1. María, la Virgen
Desde siempre me ha
parecido la imagen viva del conformismo. Más allá de la aceptación del mandato
varonil, se ha visto como inmaculado icono electo por parte del Todopoderoso que
la quiso como madre de todos los creyentes que siguieron y siguen a su hijo. Y
en ello perdura. Y hacia su devoción se dirigen todas las advocaciones que su
nombre amplía en base a las prerrogativas que la Providencia le otorga. Sumisa,
como debe ser, según el dogma estipula, predica y promulga en eterna dilatación
temporal. De ella se espera que su pronta aparición saque del apuro al pastor apurado
que dormitaba perdido en una cueva perdida de una perdida comarca. De ella se
espera que sea capaz de aguantar el martirio que infrinjan las leyes a su único
hijo postulador de revoluciones no aceptadas ni ayer ni nunca.

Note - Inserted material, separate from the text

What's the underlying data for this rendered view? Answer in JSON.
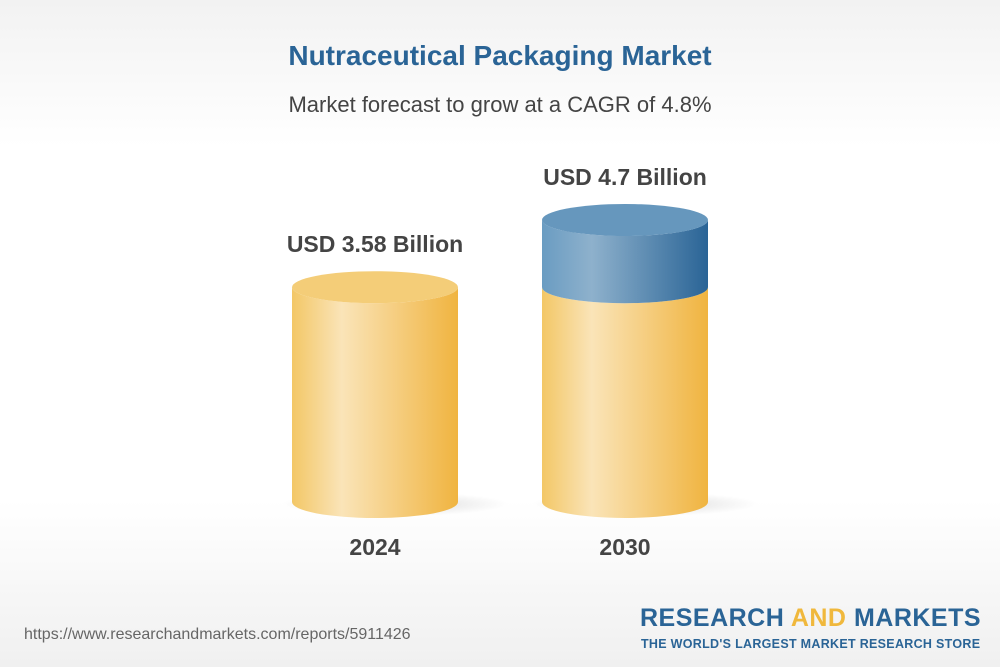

De ella se
esperan favores tras el recitado escueto de su salve que apenas se recuerda y
sin embargo se tiene en la recámara del apuro imprevisto. Tanto si se es
creyente como si no, a su primigenio nombre se le irán añadiendo los segundos
que hablen de páramos fértiles, vegas frondosas, amparos a débiles. Poco
importará si lo que se le exige entra dentro de lo razonable o no. Como madre
que es se le reclamará todo el auxilio sin recibir nada a cambio. En el mejor
de los casos, llegada su onomástica, se la vestirá de gala para rendirle
homenaje y con ello dar por cumplida la parte del contrato que a ella nos une. Del
modo que se verá envuelta en una algarada que posiblemente no le cuadre con su
sentir más íntimo y a la que no se atreverá a poner pegas. Verá como cada una
de las féminas que le copian el nombre lleva sobre su perfil la túnica que la
misma sociedad pretende aún sin ella pedirlo. Puede que sienta con ellas el mimetismo
de la solidaridad cuando vea cómo sufren por un hijo o cómo gozan con su
felicidad. Posiblemente siga preguntándose desde las andas procesionarias
cuánto tiempo ha de pasar todavía para que la equidad baje a pie de procesión y
allí se perpetúe. Mientras esas dudas permanecen, tras el sonido de las
cornetas y el redoble de los tambores, de su rostro bajará una lágrima encerada
hacia los siete puñales que le atraviesan el corazón año tras año. Será el momento
de elevar a duras penas la mirada hacia el enrejado balcón. Una saeta se le
hará cómplice y la misericordia como madre se fundirá con su manto.